The present study examined ATGL protein expression in human skeletal muscle for the first time. The major finding is that ATGL protein is exclusively expressed in type I oxidative fibers of human skeletal muscle.

It is known that type I (slow-twitch, oxidative) muscle fibers have an increased TAG content compared to type IIa and IIx (fast-twitch, oxidative-glycolytic, predominantly glycolytic) fibers (Malenfant et al. 2001). The present finding that ATGL protein is exclusively expressed in type I fibers of human skeletal muscle, characterized by high TAG content compared with type II fibers, may suggest that ATGL plays an important role in intramuscular fatty acid handling and TAG turnover in humans. It has previously been shown that HSL is also expressed in human skeletal muscle (Roepstorff et al. 2004). Although HSL expression is not fiber type specific, higher levels are also found in type I fibers (Langfort et al. 1999). Taken together, the physiological role of ATGL in skeletal muscle lipolysis certainly warrants further investigation, both in healthy volunteers and in obese insulin resistant subjects. It is tempting to speculate that an imbalance between ATGL and HSL expression might increase the storage of TAG or lipid intermediates in skeletal muscle of obese insulin resistant subjects. In addition, it should be examined whether a possible impairment can be reversed by interventions, such as weight loss or physical activity that improve insulin sensitivity.

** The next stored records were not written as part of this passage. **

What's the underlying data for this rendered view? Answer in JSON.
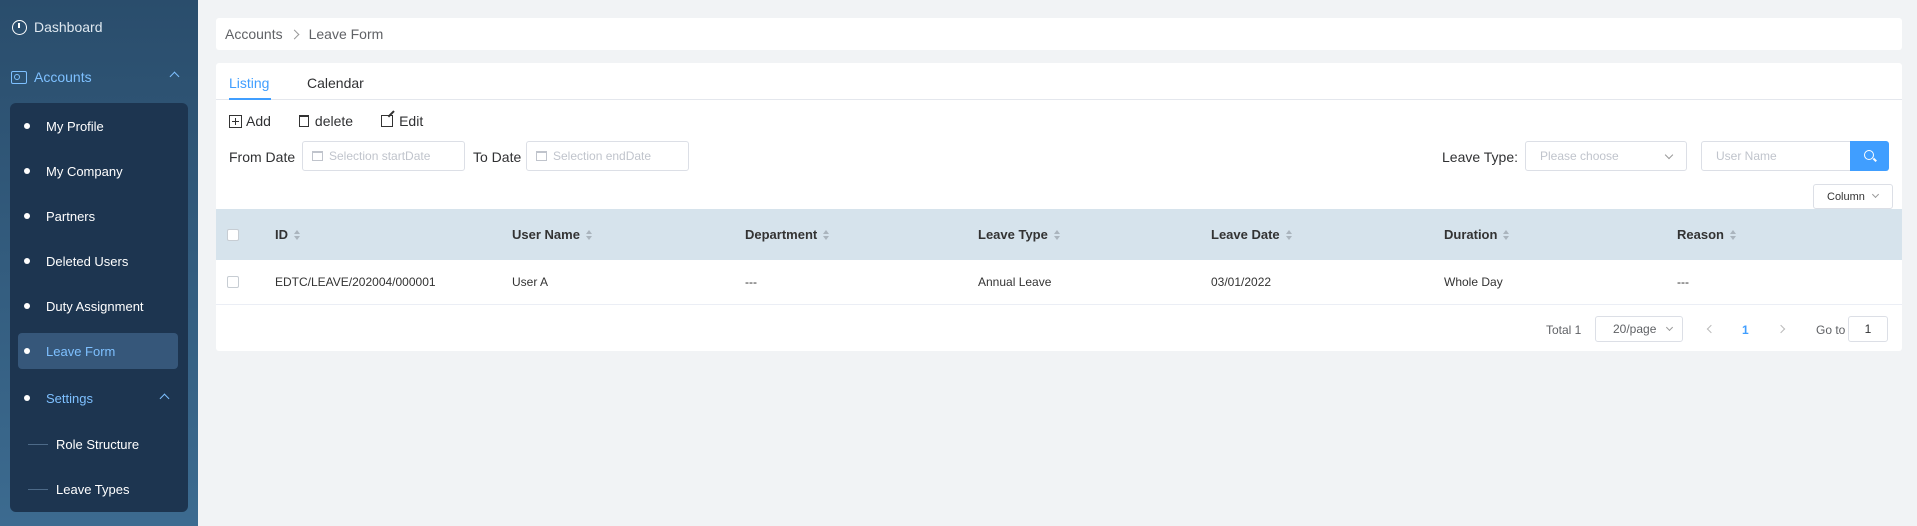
{
  "sidebar": {
    "dashboard": "Dashboard",
    "accounts": "Accounts",
    "items": [
      {
        "label": "My Profile"
      },
      {
        "label": "My Company"
      },
      {
        "label": "Partners"
      },
      {
        "label": "Deleted Users"
      },
      {
        "label": "Duty Assignment"
      },
      {
        "label": "Leave Form"
      }
    ],
    "settings": "Settings",
    "settings_items": [
      {
        "label": "Role Structure"
      },
      {
        "label": "Leave Types"
      }
    ],
    "accent_color": "#7ec0ff"
  },
  "breadcrumb": {
    "root": "Accounts",
    "current": "Leave Form"
  },
  "tabs": [
    {
      "label": "Listing"
    },
    {
      "label": "Calendar"
    }
  ],
  "toolbar": {
    "add": "Add",
    "delete": "delete",
    "edit": "Edit"
  },
  "filters": {
    "from_label": "From Date",
    "from_placeholder": "Selection startDate",
    "to_label": "To Date",
    "to_placeholder": "Selection endDate",
    "leave_type_label": "Leave Type:",
    "leave_type_placeholder": "Please choose",
    "user_placeholder": "User Name"
  },
  "column_button": "Column",
  "table": {
    "headers": [
      "ID",
      "User Name",
      "Department",
      "Leave Type",
      "Leave Date",
      "Duration",
      "Reason"
    ],
    "rows": [
      [
        "EDTC/LEAVE/202004/000001",
        "User A",
        "---",
        "Annual Leave",
        "03/01/2022",
        "Whole Day",
        "---"
      ]
    ]
  },
  "pagination": {
    "total": "Total 1",
    "page_size": "20/page",
    "current_page": "1",
    "goto_label": "Go to",
    "goto_value": "1"
  },
  "colors": {
    "primary": "#409eff",
    "header_bg": "#d6e3ec"
  }
}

In summary, the present data show for the first time that ATGL protein is present in human skeletal muscle, and is exclusively expressed in type I muscle fibers. ATGL may play a pivotal role in skeletal muscle fatty acid handling, lipid storage and lipolysis. These data indicate that there is an urgent need to revisit lipolysis in human skeletal muscle.